Free Lance-Star reporter Amy Umble covers Stafford County schools and other education issues
UMW combats dating violence
The Univeristy of Mary Washington issued to the following press release today:
A student club at the University of Mary Washington is leading an effort on the Fredericksburg campus to raise awareness of dating violence on college campuses.
This week, Student Anti-Violence Educators (SAVE) launched the Red Flag Campaign, a nationwide movement to combat dating violence. The group lined Campus Walk with red flags and posted fliers throughout campus that address emotional abuse, coercion, excessive jealousy, isolation, sexual assault, victim blaming and stalking.
Women between the ages of 16 and 24 experience the highest per capita rate of intimate partner violence, according to figures supplied by the Red Flag Campaign.
“We’re so susceptible to that violence,” said Shelley Hillberry, president of SAVE. “It doesn’t have to be this scary thing, it can be changed.”
She hopes the campaign will help open discussion on campus, saying dating violence is “not a taboo topic.”
As part of the campaign, male students, faculty and staff have signed pledges vowing not to commit or condone violence and then sealed their pledges with their handprints on posters.
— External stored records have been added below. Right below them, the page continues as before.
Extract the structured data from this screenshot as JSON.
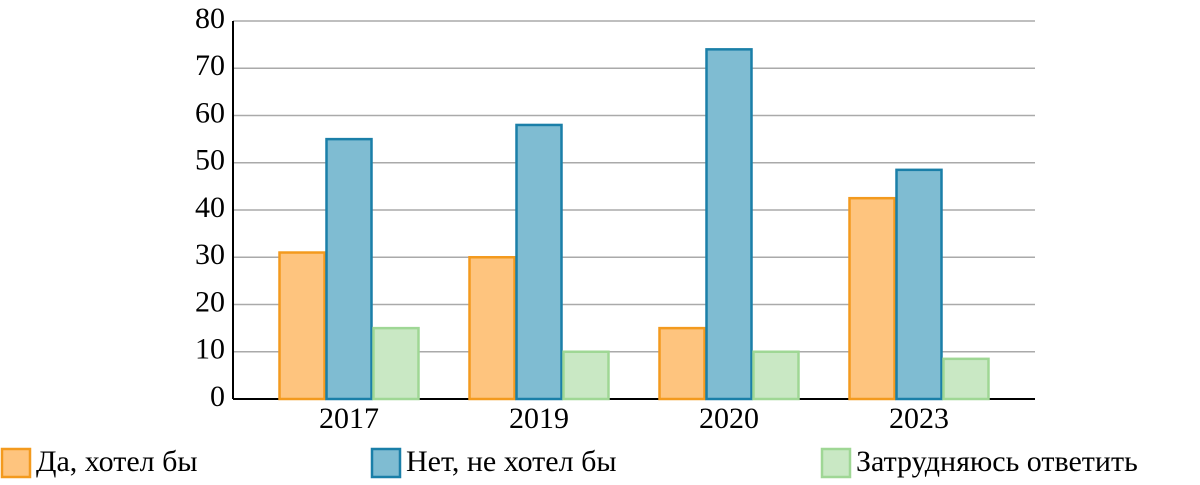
{
  "chart_data": {
    "type": "bar",
    "categories": [
      "2017",
      "2019",
      "2020",
      "2023"
    ],
    "series": [
      {
        "name": "Да, хотел бы",
        "color": "#fec47e",
        "stroke": "#f39a1e",
        "values": [
          31,
          30,
          15,
          42.5
        ]
      },
      {
        "name": "Нет, не хотел бы",
        "color": "#7fbcd2",
        "stroke": "#1a7fa8",
        "values": [
          55,
          58,
          74,
          48.5
        ]
      },
      {
        "name": "Затрудняюсь ответить",
        "color": "#c9e8c4",
        "stroke": "#9fd795",
        "values": [
          15,
          10,
          10,
          8.5
        ]
      }
    ],
    "ylim": [
      0,
      80
    ],
    "yticks": [
      0,
      10,
      20,
      30,
      40,
      50,
      60,
      70,
      80
    ],
    "grid": true
  }
}
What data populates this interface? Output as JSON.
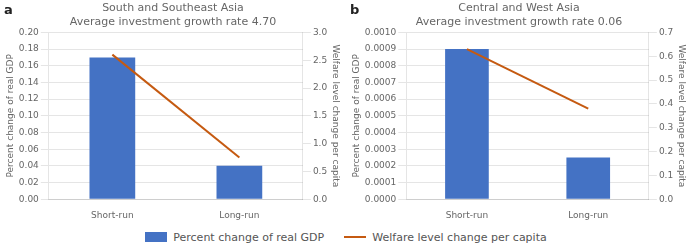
{
  "chart_data": [
    {
      "type": "bar",
      "title": "South and Southeast Asia",
      "subtitle": "Average investment growth rate 4.70",
      "annotation": "a",
      "categories": [
        "Short-run",
        "Long-run"
      ],
      "series": [
        {
          "name": "Percent change of real GDP",
          "type": "bar",
          "color": "#4472C4",
          "values": [
            0.17,
            0.04
          ]
        },
        {
          "name": "Welfare level change per capita",
          "type": "line",
          "axis": "y2",
          "color": "#C55A11",
          "values": [
            2.6,
            0.75
          ]
        }
      ],
      "ylabel": "Percent change of real GDP",
      "y2label": "Welfare level change per capita",
      "ylim": [
        0,
        0.2
      ],
      "yticks": [
        {
          "value": 0,
          "label": "0.00"
        },
        0.02,
        0.04,
        0.06,
        0.08,
        {
          "value": 0.1,
          "label": "0.10"
        },
        0.12,
        0.14,
        0.16,
        0.18,
        {
          "value": 0.2,
          "label": "0.20"
        }
      ],
      "y2lim": [
        0,
        3
      ],
      "y2ticks": [
        {
          "value": 0,
          "label": "0.0"
        },
        0.5,
        {
          "value": 1,
          "label": "1.0"
        },
        1.5,
        {
          "value": 2,
          "label": "2.0"
        },
        2.5,
        {
          "value": 3,
          "label": "3.0"
        }
      ],
      "grid": true,
      "legend": "bottom"
    },
    {
      "type": "bar",
      "title": "Central and West Asia",
      "subtitle": "Average investment growth rate 0.06",
      "annotation": "b",
      "categories": [
        "Short-run",
        "Long-run"
      ],
      "series": [
        {
          "name": "Percent change of real GDP",
          "type": "bar",
          "color": "#4472C4",
          "values": [
            0.0009,
            0.00025
          ]
        },
        {
          "name": "Welfare level change per capita",
          "type": "line",
          "axis": "y2",
          "color": "#C55A11",
          "values": [
            0.63,
            0.38
          ]
        }
      ],
      "ylabel": "Percent change of real GDP",
      "y2label": "Welfare level change per capita",
      "ylim": [
        0,
        0.001
      ],
      "yticks": [
        {
          "value": 0,
          "label": "0.0000"
        },
        0.0001,
        0.0002,
        0.0003,
        0.0004,
        0.0005,
        0.0006,
        0.0007,
        0.0008,
        0.0009,
        {
          "value": 0.001,
          "label": "0.0010"
        }
      ],
      "y2lim": [
        0,
        0.7
      ],
      "y2ticks": [
        {
          "value": 0,
          "label": "0.0"
        },
        0.1,
        0.2,
        0.3,
        0.4,
        0.5,
        0.6,
        0.7
      ],
      "grid": true,
      "legend": "bottom"
    }
  ]
}
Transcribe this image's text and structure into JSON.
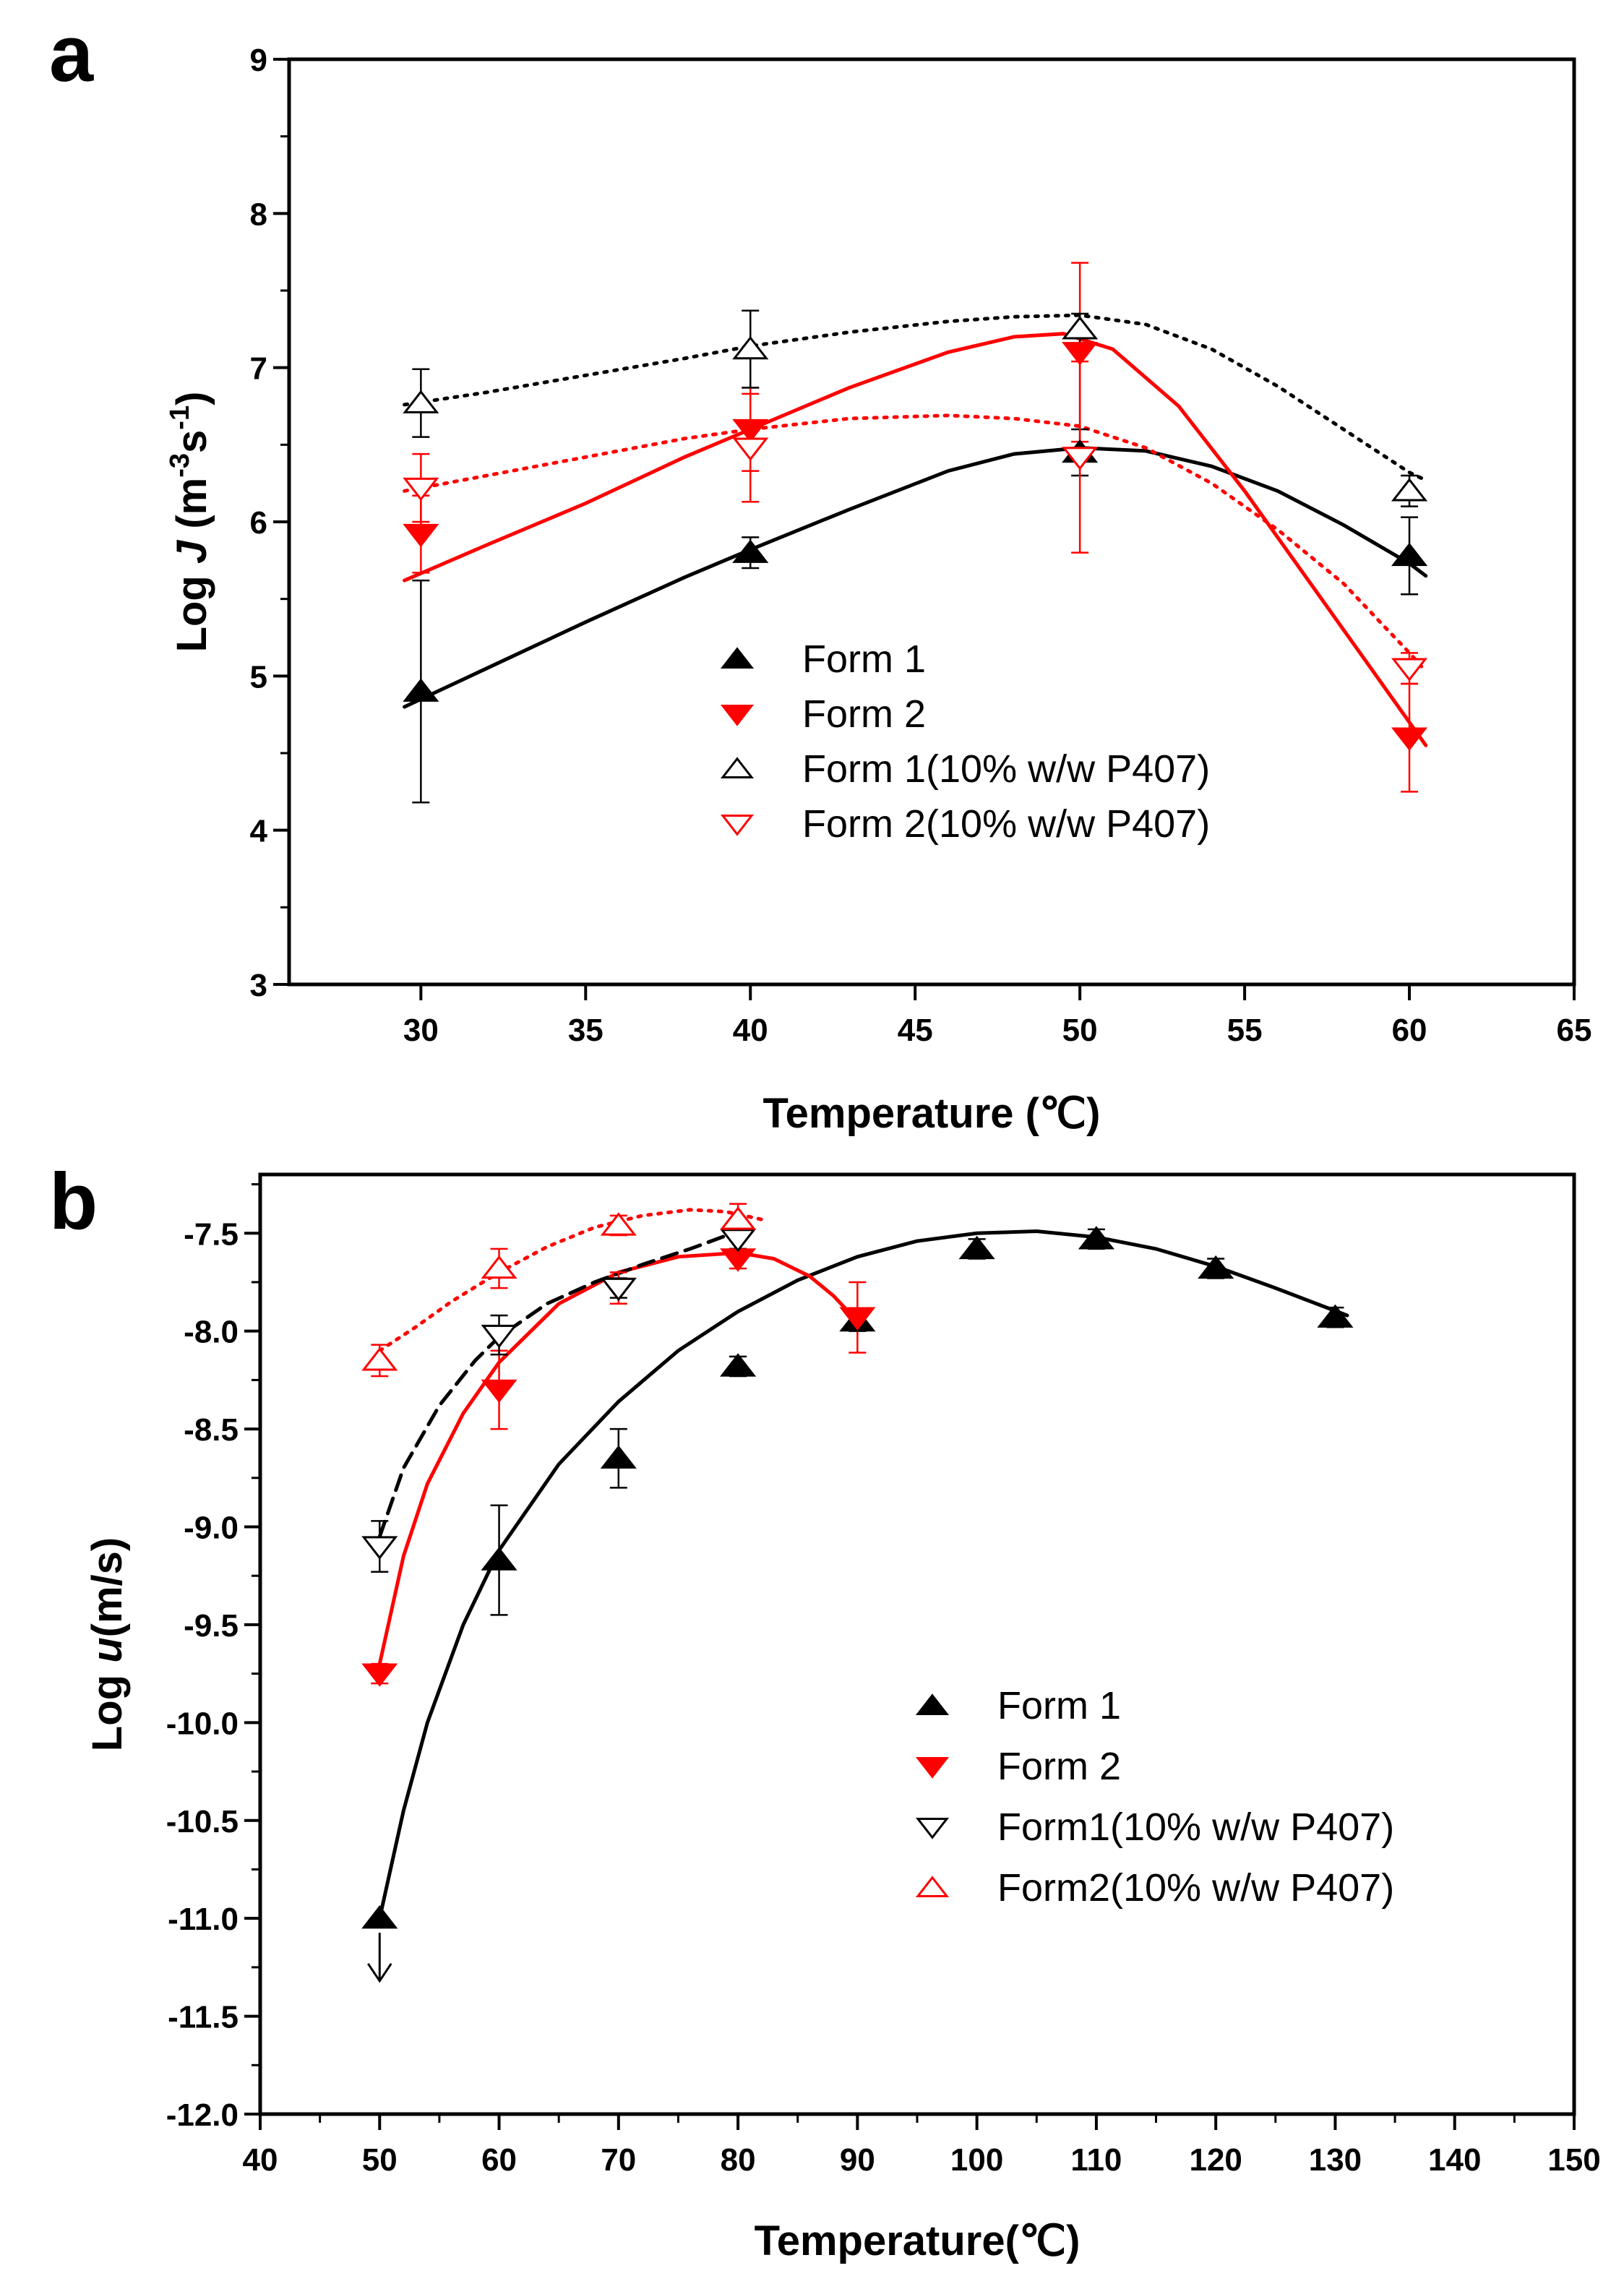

Other supportive posters display the handprints of men representing various sports, clubs and academic societies.
Hillberry said SAVE’s goal is to provide peer education and to train students to actively listen and follow appropriate protocol with fellow students who may have experienced violence. She said many victims are more likely to talk about it with friends than report it to the police.
SAVE was founded in 2009 by junior James Sennett and alum Hassan Abdelhalim after two high-profile assaults occurred on campus. Sennett’s inspiration for the club was a similar organization at the College of William & Mary.
Hillberry also was impacted by the assault, while she was working as a volunteer victim advocate with the Rappahannock Council Against Sexual Assault. The assault proved to be an “awakening moment” for her, as she was determined to make UMW students aware of useful tactics to combat dating violence and recognize its prevalence on college campuses.
Both Sennett and Hillberry were honored in Washington, D.C. earlier in the semester by Vice President Joe Biden for their efforts against dating violence.
Since SAVE debuted at UMW, the group has thrived as an advocacy group for students as well as a promoter of national initiatives, such as the Red Flag Campaign and the White Ribbon Campaign.
Senior Shannon Harris, who has been involved with SAVE since it began, said Red Flag week helps raise awareness of not only dating violence, but also recognition of the club on campus.
“We’re actually here, we are a legitimate resource and we want people to use us,” Harris said. “In the past, we had no resources for them.”
“I feel like we’ve made a pretty substantial impact,” Sennett said. “It’s the stuff that comes after an attack, that people don’t see, that makes a difference.”
Other events for the week include:
- On Wednesday, Oct. 27 at 5:30 p.m., a film screening of “The Girl with the Dragon Tattoo,” followed by a panel discussion in Dodd Auditorium. The event is sponsored by SAVE and the Rappahannock Council Against Sexual Assault.
- On Thursday, Oct. 28 from noon to 4 p.m., a Pledge Tree in front of Lee Hall will allow students to sign pledges to “say something” to stop dating violence. Free cookies and hot chocolate will be provided.
- On Friday, Oct. 29 from noon to 4 p.m., the “Clothesline Project” will be on display in front of Lee Hall as a “testimony to the problem of violence against women.” It will be hosted by the Rappahannock Council on Domestic Violence.